Turning Cinderella on her head

In the spirit of Shakespeare himself, this spring's Cloquet High School play is locally written, rollicking good fun and features a number of boys playing female roles.


In the spirit of Shakespeare himself, this spring's Cloquet High School play is locally written, rollicking good fun and features a number of boys playing female roles.

"It's Possible," was made possible through the collaborative efforts of theater directors Kevin Hamre and Sarah Goebel, along with student director Trevor Randall and writer Jill Pertler.

Hamre calls it, the "real Cinderella story," but, in many ways, the play turns Disney's version of Cinderella on its head.

  • There are five step-sisters - each with his or her own hilarious personality quirk. (Four of the step-sister roles are played by boys.)
  • Prince Charming has an evil twin, Prince Harming.
  • The fairy godmother is the really wicked character in this play and she has nothing to do with Cinderella getting to the ball.
  • The characters explore and struggle with the concepts of reality versus make-believe.
  • The audience can expect guest appearances by Snow White, Rapunzel and Sleeping Beauty (along with Cinderella's father).

The whole process of writing the play came about because of a unique "problem" that Cloquet High School encounters nearly every year: A large number of kids want to participate. In fact, 84 teenagers auditioned for the spring play, which features a cast of 69.
"We hate to tell anyone they can't be in the play or to turn them away," Pertler said, adding that the three directors had researched a number of options for this spring's play and had been unable to find one they liked, was well-written and that fit the large group of student actors. 

Last spring they added roles to an existing play. This year they decided to go all the way and write a full-length play from scratch.


Well, almost from scratch. They knew they wanted a Cinderella theme and a comedy. So a group of people got together and threw out ideas, talking through the play first. Pertler took notes.

"I started writing a draft based on my outline and we met a couple more times to review and revise," Pertler said. "I wrote about 2,000 to 3,000 words a day and then took some time to edit based on feedback, etc. The whole thing was written - start to finish - in the span of about two weeks."

Occasionally, she said, she lost control of the process.

"Sometimes the characters took on a life of their own and did things I didn't expect," Pertler said. "And, it was tricky, fitting in the number of actors that we wanted to accommodate - giving them enough meaty lines without making things slow or confusing for the audience."

Hamre loves the script, although he and the other directors have tweaked it as needed throughout rehearsals. He's also been very impressed with the quality of work being done by the teenage actors.

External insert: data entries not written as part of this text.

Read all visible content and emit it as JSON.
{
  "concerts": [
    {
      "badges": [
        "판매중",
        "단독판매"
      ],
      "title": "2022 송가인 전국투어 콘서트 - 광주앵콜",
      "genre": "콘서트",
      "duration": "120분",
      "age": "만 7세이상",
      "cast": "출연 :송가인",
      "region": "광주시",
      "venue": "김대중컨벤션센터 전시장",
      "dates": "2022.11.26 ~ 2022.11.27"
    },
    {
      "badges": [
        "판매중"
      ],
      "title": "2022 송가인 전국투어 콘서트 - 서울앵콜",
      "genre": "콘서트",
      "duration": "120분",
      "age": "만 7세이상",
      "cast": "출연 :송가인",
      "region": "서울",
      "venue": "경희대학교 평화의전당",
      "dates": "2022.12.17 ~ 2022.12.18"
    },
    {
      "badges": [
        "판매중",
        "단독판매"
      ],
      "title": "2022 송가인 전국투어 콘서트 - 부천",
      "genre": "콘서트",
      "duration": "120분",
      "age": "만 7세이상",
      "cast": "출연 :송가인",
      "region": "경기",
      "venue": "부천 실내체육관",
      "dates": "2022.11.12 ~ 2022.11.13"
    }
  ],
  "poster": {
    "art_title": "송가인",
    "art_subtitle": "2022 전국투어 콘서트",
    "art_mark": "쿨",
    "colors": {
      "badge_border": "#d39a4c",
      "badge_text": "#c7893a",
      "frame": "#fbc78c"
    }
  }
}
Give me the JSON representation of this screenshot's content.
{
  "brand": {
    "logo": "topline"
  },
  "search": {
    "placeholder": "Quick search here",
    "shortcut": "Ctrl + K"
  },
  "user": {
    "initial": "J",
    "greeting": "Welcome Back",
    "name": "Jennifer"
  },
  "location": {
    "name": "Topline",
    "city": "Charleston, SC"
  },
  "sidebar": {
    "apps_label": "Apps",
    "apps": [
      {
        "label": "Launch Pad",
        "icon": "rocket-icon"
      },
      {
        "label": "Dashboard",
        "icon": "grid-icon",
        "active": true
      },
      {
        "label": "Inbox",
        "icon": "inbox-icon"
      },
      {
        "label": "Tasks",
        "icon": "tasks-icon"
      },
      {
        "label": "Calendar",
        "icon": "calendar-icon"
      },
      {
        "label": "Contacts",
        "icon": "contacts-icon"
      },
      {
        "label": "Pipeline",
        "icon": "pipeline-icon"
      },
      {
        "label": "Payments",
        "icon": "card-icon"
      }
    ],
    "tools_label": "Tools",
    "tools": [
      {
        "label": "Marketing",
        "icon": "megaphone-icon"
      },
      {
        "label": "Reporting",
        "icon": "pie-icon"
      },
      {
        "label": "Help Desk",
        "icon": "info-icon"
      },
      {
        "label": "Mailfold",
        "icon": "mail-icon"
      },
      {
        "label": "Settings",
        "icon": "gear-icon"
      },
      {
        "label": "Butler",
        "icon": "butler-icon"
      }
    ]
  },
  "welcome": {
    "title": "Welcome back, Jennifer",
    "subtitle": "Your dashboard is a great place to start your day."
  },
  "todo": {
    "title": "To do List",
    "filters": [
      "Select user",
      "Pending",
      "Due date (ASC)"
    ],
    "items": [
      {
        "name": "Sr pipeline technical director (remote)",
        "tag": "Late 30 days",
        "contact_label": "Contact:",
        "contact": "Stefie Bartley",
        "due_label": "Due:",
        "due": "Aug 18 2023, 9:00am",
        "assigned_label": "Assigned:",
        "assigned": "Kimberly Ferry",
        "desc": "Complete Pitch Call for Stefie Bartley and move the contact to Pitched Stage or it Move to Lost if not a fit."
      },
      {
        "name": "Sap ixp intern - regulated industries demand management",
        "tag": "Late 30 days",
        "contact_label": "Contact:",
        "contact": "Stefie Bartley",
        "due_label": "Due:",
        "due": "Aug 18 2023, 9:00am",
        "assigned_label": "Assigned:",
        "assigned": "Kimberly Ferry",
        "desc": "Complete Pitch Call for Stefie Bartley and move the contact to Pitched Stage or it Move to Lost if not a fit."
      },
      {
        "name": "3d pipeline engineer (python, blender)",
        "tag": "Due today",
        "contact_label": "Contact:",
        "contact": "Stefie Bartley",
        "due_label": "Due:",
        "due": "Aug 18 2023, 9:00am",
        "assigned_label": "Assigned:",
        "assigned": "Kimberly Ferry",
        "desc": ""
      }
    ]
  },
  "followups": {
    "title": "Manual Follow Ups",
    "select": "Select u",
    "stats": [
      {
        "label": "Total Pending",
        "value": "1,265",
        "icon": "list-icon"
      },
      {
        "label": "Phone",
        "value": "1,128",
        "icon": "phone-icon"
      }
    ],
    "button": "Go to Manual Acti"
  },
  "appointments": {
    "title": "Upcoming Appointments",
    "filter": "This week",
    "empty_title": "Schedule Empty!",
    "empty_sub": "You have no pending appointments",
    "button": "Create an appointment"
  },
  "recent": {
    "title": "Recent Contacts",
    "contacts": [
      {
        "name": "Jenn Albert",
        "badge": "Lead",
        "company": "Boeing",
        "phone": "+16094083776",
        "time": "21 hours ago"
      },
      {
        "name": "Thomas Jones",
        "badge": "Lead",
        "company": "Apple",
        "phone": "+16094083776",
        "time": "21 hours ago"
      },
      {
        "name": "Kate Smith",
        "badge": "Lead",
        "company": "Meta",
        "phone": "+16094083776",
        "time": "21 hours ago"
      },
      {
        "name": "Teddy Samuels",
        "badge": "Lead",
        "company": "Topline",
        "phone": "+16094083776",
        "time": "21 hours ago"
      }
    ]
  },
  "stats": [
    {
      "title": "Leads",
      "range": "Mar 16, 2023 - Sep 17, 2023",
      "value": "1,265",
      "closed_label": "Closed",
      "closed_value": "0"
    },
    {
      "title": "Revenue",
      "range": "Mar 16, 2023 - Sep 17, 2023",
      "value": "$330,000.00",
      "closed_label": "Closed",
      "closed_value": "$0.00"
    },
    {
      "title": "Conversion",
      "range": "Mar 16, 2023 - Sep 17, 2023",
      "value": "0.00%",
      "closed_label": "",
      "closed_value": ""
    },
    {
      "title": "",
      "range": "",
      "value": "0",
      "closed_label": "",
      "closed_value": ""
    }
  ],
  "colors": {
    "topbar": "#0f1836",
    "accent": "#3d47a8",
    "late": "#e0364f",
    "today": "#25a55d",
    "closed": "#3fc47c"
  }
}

"Working with this cast has been quite the experience for me, especially with some step-sisters being male, but their detailed acting, confidence and flexibility gives them the ability to perform with flying colors," Hamre said. "We have a diverse and eclectic group of students who bring talents from many different aspects of their lives. We have athletes from various sports teams, kids who are accomplished musicians, those who excel in the classroom, writers, artists and everyone in between. They come together and gel in a way we never could have imagined to produce this play. I couldn't be more proud."

It's not only the boys who step into the shoes of the opposite sex. There are girls playing traditional male roles in the play as well.

For those who want a point of comparison, Hamre said "It's Possible" is similar to the Broadway musical "Into the Woods," with a narrator explaining what's going on during a freeze of the characters, the consequences of certain acts or behaviors, and the reward one would receive from certain acts or behaviors.


"My favorite quote is: 'What Goes Around, Comes Around,'" Hamre said. "You will definitely see this in this production, and it will definitely cater to everyone - regardless if you're 5 or 99 - with its comedy, giving you laughs from the beginning to the end."

If you go

What: "It's Possible"

When: Show times are 7 p.m. March 31, April 1-2, with a matinee at 2 p.m. April 2

Where: Cloquet High School auditorium

How much: Tickets are $8 for adults and $5 for students. Seating is general seating (purchase tickets at the door). Plan to come at least a half hour before the show, as it is likely tickets will sell out.